O grupo então rumou para o tão almejado destino e se divertiram por alguns dias. O casal mais jovem, entretanto, partiu mais cedo. Quando meus amigos e os outros retornaram à cidade, souberam do destino dos outros, pelas páginas do semanário local: presos por posses de drogas.
Meus amigos e o outro casal então refletiram: visto que nada foi encontrado na bagagem dos jovens quando da primeira vistoria; visto que o grupo não se avistou com ninguém desde então; visto que certas drogas não brotam naturalmente no mato e precisam de processamento químico; visto ainda que foram presos justamente ao voltarem: era lógico que foram vítimas de uma armação. E os advogados procuraram o jovem casal na delegacia local. E os encontraram, bastante machucados.
Tudo isto se deu num estado de nossa República Federativa que investe somas consideráveis em propaganda que decante suas belezas naturais e a simpatia de seu povo.
Saltemos para esta semana, e para o noticiário. Nele, vimos que um vídeo gravado por um amador, no qual estava registrado um flagrante de violência policial ocorrido na França, contra imigrantes, teria chocado os habitantes daquele país e de outros lugares do mundo. Talvez os belgas, os holandeses, os islandeses, os escandinavos em geral e os canadenses tenham, de fato, considerado o episódio violentíssimo. Para quem, entretanto, não vive naqueles países, versões ricas do paraíso terrestre, até que achou o comportamento dos policiais franceses bastante polido. Pois estamos tão acostumados com a violência em nosso próprio quintal que até já se disse alhures: “pobre só vai pra frente quando o cacetete acerta a nuca”.
O que mais causou espécie, entretanto, foi o comportamento de certos conterrâneos achando o que ocorreu na França “violentíssimo”, “inominável”. Não defendo, evidentemente, o que ali se deu, mas se olharmos para o nosso terreiro, temos exemplos muitíssimos mais violentos, de fato chocantes e indesculpáveis.
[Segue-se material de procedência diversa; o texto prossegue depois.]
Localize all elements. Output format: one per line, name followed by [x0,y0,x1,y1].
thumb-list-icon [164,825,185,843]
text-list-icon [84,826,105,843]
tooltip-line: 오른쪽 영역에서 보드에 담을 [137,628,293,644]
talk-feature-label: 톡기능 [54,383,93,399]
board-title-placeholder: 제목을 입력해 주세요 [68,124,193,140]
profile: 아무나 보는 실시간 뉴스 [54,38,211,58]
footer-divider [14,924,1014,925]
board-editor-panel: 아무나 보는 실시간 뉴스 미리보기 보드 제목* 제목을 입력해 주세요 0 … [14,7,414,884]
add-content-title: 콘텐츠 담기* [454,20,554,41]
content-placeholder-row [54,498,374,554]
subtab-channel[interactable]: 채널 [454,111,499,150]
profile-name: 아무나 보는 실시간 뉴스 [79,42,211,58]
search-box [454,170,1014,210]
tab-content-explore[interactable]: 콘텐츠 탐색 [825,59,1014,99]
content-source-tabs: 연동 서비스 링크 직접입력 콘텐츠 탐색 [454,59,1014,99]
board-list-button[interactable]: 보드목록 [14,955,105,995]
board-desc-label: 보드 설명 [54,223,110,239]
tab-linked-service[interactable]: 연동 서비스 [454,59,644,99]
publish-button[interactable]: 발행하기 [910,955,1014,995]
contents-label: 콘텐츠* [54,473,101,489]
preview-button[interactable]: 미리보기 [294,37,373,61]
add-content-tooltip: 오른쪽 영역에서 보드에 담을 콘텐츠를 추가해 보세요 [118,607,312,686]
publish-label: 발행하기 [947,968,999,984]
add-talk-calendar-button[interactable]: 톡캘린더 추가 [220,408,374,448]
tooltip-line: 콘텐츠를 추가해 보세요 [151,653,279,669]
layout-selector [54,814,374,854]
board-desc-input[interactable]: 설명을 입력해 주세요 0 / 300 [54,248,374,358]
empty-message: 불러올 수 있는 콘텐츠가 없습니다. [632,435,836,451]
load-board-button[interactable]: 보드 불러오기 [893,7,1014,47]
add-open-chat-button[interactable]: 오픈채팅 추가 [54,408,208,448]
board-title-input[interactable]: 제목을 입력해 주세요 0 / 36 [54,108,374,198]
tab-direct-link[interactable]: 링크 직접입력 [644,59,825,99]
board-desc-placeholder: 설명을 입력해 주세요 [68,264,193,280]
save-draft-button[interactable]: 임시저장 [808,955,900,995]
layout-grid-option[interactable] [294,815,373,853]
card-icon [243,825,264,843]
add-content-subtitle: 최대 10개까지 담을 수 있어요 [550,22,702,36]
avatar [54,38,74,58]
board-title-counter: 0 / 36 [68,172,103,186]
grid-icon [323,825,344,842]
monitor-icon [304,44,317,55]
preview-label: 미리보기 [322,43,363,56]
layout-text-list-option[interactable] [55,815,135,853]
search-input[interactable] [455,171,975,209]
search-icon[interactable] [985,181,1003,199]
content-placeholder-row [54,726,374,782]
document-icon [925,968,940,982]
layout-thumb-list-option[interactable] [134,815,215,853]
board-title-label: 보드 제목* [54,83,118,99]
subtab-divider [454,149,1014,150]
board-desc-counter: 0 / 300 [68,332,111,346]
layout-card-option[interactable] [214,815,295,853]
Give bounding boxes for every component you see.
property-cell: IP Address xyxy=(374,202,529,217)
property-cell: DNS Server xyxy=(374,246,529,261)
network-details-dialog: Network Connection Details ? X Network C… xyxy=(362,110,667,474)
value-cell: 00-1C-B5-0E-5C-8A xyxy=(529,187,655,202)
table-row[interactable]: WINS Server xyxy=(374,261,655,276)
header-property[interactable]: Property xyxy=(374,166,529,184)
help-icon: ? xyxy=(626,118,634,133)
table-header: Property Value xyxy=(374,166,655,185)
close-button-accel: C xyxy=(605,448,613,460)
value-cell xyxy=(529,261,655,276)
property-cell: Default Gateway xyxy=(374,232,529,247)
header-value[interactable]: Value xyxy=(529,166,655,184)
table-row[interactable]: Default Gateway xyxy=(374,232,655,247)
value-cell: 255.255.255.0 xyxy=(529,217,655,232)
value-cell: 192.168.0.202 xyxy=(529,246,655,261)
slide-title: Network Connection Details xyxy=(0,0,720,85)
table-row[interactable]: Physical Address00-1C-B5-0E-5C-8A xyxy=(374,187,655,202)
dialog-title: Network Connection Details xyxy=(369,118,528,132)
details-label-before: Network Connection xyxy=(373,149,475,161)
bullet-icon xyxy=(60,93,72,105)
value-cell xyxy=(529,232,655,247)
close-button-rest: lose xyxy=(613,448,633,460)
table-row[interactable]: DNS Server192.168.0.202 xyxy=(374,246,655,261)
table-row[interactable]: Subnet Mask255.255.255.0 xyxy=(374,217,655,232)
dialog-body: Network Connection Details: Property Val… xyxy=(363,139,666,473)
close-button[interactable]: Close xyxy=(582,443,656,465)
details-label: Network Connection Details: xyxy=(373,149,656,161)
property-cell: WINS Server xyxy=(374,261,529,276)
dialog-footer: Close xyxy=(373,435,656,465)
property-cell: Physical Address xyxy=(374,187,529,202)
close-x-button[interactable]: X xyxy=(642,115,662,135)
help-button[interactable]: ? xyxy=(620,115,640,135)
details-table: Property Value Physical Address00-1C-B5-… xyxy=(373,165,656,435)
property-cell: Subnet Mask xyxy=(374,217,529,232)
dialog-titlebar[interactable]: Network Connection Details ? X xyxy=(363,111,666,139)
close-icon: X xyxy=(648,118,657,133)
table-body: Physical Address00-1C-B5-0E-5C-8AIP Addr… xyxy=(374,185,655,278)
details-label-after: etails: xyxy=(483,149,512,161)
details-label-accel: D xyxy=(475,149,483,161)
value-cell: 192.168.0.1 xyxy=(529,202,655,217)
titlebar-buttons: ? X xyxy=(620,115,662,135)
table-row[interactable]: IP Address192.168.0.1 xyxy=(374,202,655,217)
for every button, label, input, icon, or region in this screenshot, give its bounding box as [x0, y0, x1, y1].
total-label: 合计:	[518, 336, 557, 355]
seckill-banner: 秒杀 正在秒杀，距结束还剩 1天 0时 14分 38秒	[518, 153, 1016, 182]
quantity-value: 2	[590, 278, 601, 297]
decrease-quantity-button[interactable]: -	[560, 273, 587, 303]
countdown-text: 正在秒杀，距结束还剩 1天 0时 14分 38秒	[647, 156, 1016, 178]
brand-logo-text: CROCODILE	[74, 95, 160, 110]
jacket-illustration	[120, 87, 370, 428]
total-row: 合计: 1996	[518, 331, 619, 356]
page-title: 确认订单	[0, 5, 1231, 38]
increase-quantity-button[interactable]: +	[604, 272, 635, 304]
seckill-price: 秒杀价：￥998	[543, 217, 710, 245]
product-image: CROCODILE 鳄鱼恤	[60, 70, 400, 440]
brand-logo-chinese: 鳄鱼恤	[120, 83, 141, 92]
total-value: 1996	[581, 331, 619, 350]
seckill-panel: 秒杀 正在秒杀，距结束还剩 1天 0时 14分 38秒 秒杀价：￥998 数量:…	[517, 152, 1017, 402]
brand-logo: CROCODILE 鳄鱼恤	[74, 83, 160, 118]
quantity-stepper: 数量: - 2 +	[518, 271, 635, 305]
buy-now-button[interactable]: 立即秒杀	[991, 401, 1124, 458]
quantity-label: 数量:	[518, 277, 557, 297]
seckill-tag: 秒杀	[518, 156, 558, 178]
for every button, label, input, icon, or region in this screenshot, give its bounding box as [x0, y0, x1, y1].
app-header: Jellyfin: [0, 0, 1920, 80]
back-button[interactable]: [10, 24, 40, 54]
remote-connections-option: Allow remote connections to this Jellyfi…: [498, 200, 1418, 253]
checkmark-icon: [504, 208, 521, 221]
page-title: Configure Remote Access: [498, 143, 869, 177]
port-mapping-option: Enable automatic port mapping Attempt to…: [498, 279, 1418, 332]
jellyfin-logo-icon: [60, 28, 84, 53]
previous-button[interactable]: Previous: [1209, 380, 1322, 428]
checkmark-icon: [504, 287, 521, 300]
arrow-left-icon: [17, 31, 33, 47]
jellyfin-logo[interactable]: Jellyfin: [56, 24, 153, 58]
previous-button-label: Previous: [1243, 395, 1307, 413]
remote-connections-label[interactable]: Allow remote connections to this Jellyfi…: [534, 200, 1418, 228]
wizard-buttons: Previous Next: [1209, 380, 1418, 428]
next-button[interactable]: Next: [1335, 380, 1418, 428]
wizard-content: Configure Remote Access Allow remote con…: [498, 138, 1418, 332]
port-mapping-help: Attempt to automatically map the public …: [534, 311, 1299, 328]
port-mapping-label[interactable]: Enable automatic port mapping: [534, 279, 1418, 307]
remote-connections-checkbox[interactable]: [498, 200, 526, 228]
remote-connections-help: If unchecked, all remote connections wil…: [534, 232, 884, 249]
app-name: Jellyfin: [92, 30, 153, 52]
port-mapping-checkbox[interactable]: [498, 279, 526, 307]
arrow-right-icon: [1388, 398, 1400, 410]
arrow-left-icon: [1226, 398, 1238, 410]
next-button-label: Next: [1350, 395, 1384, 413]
Vi, por exemplo, no mês passado, oito policiais militares, de arma em punho, em Belo Horizonte – capital de um estado governado por um partido que odeia mendigos – desalojarem três miseráveis sem-tetos de uma marquise e atirarem seus míseros pertences – mas seus únicos bens e, por isso, seus tesouros – no Córrego Arrudas, sem possibilidade de recuperação. E a simples visão das margens cimentadas daquele córrego revela ser aquela uma prática comum, dada a quantidade de roupas e colchões – decerto ganhos nas Campanhas do Agasalho, para as quais todos doamos – apodrecendo ali.
Violência policial francesa? Olhem para seus pés, ó pavões...
[Crônica publicada originalmente no jornal A Notícia, de Leme, São Paulo, em 7 de agosto de 2010].